The criteria for my list is that they are taken from real life misspellings, mostly from facebook or youtube comments but also from news media. I have noticed that a lot of people don't bother to consider the proper spelling of words but rather they just spell a word however it sounds to them. So apparently some people pronounce these words the same. Feel free to make your own list of multinyms that fit your own criteria.
Warning, very broadly generalizing now, but here goes...
> I have noticed that a lot of people don't bother to consider the proper spelling of words but rather they just spell a word however it sounds to them.
This is my "spot the native English speaker" trick. Some native speakers consistently type "your" no matter if they mean "your" or "you're", and either "their" or "there" whenever they should have used one of "their", "there" or "they're".
My experience is that people who have learned English as a second language don't make this particular mistake as much - although we make tons of other mistakes, of course!
My guess is that the cause of this is that native speakers learn the language mostly by listening, long before they learn to read and write. Consequently, to them a word is primarily defined by its pronunciation. Its spelling is a secondary property that's attached years later.
For second language speakers, a word's spelling is usually something they're exposed to immediately when they learn the word - in many cases even before they learn how it's pronounced. To them, the spelling is what primarily defines a word.
It's a bit frustrating. I tend to get confused when "your" is used in place of "you're", and I usually have to reread the sentence once before I decipher the meaning.

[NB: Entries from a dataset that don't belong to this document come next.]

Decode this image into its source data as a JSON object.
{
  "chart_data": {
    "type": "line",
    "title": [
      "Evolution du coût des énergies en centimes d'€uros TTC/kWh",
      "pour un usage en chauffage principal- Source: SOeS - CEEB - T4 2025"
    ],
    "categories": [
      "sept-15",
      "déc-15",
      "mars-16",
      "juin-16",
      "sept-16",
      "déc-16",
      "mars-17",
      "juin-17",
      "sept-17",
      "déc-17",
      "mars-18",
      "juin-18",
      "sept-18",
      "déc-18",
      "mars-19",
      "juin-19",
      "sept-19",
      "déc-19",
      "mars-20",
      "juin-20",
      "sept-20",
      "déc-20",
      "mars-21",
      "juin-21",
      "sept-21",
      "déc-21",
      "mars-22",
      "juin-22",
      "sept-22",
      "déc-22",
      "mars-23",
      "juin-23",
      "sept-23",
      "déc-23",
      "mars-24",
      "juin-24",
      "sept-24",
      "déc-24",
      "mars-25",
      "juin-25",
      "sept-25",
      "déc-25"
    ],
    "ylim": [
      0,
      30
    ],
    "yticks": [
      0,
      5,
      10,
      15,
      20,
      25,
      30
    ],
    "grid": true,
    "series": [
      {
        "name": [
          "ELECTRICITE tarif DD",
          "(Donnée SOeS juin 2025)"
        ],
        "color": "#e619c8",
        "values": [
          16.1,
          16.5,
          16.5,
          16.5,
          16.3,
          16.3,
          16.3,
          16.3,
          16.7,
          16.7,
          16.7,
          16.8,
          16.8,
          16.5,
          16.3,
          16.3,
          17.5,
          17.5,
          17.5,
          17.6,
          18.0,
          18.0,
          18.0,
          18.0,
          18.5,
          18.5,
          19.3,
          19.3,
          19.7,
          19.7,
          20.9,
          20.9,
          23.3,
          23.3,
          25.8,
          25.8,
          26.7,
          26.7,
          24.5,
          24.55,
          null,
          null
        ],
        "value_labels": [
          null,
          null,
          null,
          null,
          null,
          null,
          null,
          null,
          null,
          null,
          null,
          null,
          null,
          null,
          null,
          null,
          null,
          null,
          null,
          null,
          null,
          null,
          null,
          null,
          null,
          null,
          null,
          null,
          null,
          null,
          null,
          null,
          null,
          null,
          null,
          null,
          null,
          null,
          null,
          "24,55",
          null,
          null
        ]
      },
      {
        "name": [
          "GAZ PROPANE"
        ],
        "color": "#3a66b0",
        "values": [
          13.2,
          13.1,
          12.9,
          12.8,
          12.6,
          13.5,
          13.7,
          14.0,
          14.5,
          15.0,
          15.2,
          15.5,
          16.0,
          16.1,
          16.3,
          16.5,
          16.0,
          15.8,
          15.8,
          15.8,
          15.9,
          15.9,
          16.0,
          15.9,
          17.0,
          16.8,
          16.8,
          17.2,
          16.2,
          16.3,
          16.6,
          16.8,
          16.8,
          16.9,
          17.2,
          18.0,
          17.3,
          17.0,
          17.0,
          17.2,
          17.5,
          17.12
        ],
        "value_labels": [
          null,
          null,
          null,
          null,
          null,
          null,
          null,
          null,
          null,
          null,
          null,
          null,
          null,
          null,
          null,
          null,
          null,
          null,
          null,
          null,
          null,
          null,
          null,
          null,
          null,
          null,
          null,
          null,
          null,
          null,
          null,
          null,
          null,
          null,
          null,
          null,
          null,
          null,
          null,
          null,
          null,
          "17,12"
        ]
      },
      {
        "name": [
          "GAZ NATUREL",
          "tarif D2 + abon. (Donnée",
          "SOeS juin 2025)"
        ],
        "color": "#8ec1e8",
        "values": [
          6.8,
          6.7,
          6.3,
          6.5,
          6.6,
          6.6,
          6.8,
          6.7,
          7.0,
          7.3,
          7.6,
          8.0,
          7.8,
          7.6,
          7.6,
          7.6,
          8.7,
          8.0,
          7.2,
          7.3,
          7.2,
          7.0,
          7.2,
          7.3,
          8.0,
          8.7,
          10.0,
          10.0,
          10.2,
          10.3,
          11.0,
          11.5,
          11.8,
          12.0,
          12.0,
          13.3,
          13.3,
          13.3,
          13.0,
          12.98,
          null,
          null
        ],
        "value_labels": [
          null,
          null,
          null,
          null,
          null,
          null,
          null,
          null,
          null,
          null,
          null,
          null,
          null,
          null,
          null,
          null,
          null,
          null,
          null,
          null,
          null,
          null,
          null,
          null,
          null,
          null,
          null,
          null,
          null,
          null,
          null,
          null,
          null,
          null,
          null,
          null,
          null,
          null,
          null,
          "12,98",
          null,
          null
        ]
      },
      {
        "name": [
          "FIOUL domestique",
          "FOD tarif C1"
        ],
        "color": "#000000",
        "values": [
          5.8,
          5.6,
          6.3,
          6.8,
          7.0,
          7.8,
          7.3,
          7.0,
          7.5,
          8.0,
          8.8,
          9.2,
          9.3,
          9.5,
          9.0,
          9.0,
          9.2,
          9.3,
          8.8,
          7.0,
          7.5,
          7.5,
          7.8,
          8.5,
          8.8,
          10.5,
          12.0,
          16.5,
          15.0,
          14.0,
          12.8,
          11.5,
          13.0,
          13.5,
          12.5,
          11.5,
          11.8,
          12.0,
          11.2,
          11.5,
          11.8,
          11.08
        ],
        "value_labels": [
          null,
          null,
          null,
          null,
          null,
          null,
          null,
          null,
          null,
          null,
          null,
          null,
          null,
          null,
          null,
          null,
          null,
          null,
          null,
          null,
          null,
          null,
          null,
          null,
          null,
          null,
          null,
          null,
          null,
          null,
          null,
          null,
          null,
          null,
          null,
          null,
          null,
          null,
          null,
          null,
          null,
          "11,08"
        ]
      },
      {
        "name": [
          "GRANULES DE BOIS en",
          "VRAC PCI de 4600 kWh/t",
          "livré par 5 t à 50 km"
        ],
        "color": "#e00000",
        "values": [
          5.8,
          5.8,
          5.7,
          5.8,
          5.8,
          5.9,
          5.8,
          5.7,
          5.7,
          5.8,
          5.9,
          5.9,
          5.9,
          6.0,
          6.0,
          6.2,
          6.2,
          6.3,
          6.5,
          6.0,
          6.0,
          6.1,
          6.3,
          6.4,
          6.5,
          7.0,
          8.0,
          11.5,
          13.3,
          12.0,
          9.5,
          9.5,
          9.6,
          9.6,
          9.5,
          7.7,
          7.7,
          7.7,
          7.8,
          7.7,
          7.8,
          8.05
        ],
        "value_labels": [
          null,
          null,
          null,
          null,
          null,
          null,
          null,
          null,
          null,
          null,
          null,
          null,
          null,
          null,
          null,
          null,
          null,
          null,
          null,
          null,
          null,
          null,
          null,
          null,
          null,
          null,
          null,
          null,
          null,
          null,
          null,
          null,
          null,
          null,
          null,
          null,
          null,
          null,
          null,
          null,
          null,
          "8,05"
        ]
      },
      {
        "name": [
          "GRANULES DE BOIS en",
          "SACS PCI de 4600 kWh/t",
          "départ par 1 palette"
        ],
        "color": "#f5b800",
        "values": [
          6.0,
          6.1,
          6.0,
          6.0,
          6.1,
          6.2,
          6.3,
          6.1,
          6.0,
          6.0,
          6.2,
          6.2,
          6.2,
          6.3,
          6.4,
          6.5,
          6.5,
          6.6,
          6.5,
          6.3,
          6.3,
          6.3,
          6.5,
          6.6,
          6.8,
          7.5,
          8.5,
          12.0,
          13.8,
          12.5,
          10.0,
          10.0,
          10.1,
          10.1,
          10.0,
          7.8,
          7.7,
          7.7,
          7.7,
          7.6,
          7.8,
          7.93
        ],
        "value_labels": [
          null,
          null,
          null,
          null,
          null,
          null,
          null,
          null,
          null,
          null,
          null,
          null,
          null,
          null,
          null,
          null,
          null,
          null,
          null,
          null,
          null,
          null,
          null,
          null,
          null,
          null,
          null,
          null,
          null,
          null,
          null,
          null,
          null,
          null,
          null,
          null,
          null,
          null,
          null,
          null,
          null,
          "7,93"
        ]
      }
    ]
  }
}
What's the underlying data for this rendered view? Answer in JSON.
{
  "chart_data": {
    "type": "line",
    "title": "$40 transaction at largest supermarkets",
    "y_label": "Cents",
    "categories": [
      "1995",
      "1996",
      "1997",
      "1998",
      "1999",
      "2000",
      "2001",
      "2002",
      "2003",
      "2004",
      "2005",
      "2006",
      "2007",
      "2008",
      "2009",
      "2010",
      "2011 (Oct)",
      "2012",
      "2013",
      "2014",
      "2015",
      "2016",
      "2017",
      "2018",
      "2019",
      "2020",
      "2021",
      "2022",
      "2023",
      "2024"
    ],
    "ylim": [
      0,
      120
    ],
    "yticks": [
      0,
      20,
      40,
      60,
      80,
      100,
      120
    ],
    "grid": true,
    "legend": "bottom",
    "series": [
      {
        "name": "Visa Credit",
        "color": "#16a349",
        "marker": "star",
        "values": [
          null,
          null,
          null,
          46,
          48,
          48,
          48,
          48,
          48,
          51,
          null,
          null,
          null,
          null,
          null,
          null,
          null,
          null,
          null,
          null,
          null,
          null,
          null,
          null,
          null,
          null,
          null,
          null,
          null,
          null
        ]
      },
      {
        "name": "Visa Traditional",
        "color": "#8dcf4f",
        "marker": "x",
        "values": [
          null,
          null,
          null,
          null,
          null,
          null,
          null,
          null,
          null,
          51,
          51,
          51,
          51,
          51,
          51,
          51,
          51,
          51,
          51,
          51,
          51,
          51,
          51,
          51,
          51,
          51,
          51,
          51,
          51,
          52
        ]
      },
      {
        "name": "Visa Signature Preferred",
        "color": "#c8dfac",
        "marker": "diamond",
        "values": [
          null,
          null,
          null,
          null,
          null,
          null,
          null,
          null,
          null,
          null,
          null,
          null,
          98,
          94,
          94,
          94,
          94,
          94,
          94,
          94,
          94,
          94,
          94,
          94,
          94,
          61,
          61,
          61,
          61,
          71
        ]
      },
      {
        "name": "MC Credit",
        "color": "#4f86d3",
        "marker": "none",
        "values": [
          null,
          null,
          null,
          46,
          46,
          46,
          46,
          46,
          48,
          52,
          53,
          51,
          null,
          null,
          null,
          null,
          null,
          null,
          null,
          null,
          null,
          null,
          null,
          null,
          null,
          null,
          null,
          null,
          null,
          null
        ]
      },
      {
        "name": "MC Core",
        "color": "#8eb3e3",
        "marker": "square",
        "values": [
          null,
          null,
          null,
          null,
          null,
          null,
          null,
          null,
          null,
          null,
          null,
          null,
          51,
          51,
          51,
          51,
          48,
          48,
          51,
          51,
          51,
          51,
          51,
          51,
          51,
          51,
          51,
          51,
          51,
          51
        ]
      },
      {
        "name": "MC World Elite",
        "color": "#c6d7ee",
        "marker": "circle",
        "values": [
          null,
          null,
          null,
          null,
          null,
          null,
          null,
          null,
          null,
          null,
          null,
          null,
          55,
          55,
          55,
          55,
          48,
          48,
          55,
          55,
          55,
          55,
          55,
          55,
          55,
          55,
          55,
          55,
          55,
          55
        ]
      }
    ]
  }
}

Having a nonstandard American dialect is even worse. Texas dialects have a much broader set of larger contractions than coastal and Midwest accents. Autocorrect becomes an active enemy when I'm trying to type "I'd'nt've" or "y'couldn't'v'nt'd".
I dunno man. I'm just typing what I hear & say. The first is "I do not think I would have done that", more or less. The second is "I could not have done that" but with an agreeing second negative? Like a hill people "I wouldn't do that if I weren't you."
Hmm, that seems to stray from the general definition of "multinym" as used in the OP.
If we did stick with the idea of pronunciation, some of the examples from your list could be included if we allow regional accents, e.g. steel-still, peel-pill. However, those accents would also include many other sets not in the OP. barren-bearing particularly stands out, because I can't think of any accent that pushes those together audibly.